- Born: 1975 (age 50–51)
- Spouse: Amy Finkelstein

Academic background
- Education: Yale University (BA) Harvard University (PhD)

Academic work
- Discipline: development economics political economy
- Institutions: Massachusetts Institute of Technology Abdul Latif Jameel Poverty Action Lab
- Website: Information at IDEAS / RePEc;

= Benjamin Olken =

American economist

Benjamin A. Olken (born April 1975) is an American economist and professor at the Massachusetts Institute of Technology (MIT). Olken is one of the directors of the Abdul Latif Jameel Poverty Action Lab (J-PAL), a research centre specializing on the use of randomized evaluations for the purpose of studying poverty alleviation. His research focuses on the political economy of developing countries, especially regarding the role of corruption and the impact of interventions addressing corruption.

== Biography ==

In 1997, Benjamin Olken earned a B.A., summa cum laude, in mathematics, ethics, politics, and economics from Yale University, followed by a Ph.D. in economics from Harvard University in 2004. During his studies, Olken worked as a business analyst for McKinsey & Company in New York City as well as in the World Bank's Jakarta office. After completing his Ph.D., Olken joined the Harvard Society of Fellows as a Junior Fellow in 2005, while also maintaining an affiliation with J-PAL and MIT as a visiting scholar. In 2008, this affiliation translated into an associate professorship with tenure at MIT, which was upgraded to a full professorship in 2012. Besides teaching at MIT, Olken has also held positions as visiting (associate) professor at Harvard University and the Booth School of Business of the University of Chicago.

After working from 2005 to 2010 as an affiliate at J-PAL, Olken became J-PAL's co-chair of the Political Economy and Governance section as well as a Member of J-PAL's board of directors. Since 2012, he has been serving as one of J-PAL's Directors and, in particular, as Co-scientific Director of J-PAL Southeast Asia. In addition to his involvement in J-PAL, Olken is affiliated with several other economic institutions, including the Bureau for Research and Economic Analysis of Development (BREAD), the International Growth Centre, the Centre for Economic Policy Research (CEPR), and the National Bureau of Economic Research (NBER). Finally, Olken also contributes as associate or co-editor to the Review of Economics and Statistics, Journal of Development Economics, and the American Economic Journal: Applied Economics.

== Research ==

Olken's research interests focus on development economics in general and the political economies of developing countries (e.g. corruption) in particular. Geographically, a large part of his research is concentrated on Southeast Asia, especially Indonesia. With regard to research output, Olken belongs to the top 3% highest-ranked economists according to the bibliographic database IDEAS/RePEc.

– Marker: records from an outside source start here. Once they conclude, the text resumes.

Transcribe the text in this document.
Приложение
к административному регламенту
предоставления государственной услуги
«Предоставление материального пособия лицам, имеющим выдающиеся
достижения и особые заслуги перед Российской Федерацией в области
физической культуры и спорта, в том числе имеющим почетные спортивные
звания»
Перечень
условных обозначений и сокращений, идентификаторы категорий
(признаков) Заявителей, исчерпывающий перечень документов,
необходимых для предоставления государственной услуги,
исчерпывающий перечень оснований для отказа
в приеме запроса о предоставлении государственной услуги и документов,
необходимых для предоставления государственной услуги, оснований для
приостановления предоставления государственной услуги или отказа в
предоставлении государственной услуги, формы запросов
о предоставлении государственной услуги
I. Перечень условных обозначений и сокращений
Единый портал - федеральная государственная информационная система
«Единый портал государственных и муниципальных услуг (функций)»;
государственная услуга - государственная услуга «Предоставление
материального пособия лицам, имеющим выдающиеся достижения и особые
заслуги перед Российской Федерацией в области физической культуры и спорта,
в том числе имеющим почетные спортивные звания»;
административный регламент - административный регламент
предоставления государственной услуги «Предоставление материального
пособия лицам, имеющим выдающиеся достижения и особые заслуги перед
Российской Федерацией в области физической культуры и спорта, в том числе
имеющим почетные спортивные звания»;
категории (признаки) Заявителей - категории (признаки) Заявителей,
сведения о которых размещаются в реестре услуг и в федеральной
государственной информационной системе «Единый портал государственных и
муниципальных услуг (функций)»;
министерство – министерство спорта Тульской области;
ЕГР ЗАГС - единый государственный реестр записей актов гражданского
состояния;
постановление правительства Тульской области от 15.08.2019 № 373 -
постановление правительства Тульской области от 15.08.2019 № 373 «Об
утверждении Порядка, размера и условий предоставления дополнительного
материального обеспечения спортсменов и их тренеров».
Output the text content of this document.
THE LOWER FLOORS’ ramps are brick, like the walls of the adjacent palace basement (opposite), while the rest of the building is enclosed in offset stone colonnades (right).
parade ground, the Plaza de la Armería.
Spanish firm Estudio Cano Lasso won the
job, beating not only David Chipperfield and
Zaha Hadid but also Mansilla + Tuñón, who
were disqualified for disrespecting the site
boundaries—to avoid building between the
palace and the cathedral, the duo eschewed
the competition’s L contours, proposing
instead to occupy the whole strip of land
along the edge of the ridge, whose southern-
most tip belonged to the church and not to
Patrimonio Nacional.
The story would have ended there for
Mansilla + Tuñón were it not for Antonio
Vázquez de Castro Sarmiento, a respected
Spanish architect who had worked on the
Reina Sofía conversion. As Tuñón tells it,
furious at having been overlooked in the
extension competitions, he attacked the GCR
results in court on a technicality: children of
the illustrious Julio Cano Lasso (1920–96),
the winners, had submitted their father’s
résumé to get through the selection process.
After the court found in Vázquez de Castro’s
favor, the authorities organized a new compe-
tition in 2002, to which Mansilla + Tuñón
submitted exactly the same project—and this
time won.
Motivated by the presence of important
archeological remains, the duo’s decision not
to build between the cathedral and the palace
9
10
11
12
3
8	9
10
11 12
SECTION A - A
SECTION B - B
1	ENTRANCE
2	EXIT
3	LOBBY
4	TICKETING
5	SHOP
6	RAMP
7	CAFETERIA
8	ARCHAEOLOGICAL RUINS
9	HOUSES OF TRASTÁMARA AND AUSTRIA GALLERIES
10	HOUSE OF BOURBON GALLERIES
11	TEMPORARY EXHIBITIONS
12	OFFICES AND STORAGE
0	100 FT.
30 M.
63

In his research on corruption, Olken finds that traditional top-down monitoring can substantially reduce corruption even in highly corrupt environments based on the impact evaluation of a randomized field experiment involving government audits of village road projects in Indonesia; an announced increase in the share of monitored projects from 4% to 100% decreases missing expenditures by 8%, making the audits cost-effective. In another Indonesian field experiment, Olken and Patrick Barron document the influence of market structure on bribe payments, i.e. whether the drivers of overweight trucks have affordable alternatives to driving on roads with frequent checkpoints, and the use of sophisticated pricing schemes by corrupt officials (e.g. two-part tariffs). Olken's research on corruption also touches about the differences between (often used) corruption perceptions and the actual extent of corruption; contrasting the perceptions of Indonesian villagers of corruption with more objective measures, Olken finds that villagers do perceive corruption and are able to distinguish between project-specific corruption and general corruption but that they also typically misestimate the true extent of corruption and are subject to systematic biases. These results suggest substantial limits to the reliability of subjective corruption perceptions in research.

Another strand of Olken's research deals with the relationship between temperature and economic development (and the direction of the relationship's causality). In his research on the relationship between temperature and economic growth, together with Melissa Dell and Benjamin F. Jones, Olken finds that higher temperatures (i) substantially decrease economic growth in developing countries, (ii) reduce both growth rates and output levels, and (iii) depress agricultural and industrial output as well as political stability, thus overall suggesting the potential of large negative impacts of higher temperatures on developing countries. These conclusions have been challenged as relying on "an untenable method of classifying countries by income." Furthermore, in prior work, Dell, Jones and Olken also found that a large part of the strongly negative impact of high temperatures on income may be offset by adaptation in the long run. These and other results are summarized and discussed in these authors' highly cited review of the economics of climate change, What Do We Learn from the Weather?.

== Personal life ==
Olken is married to MIT economist Amy Finkelstein.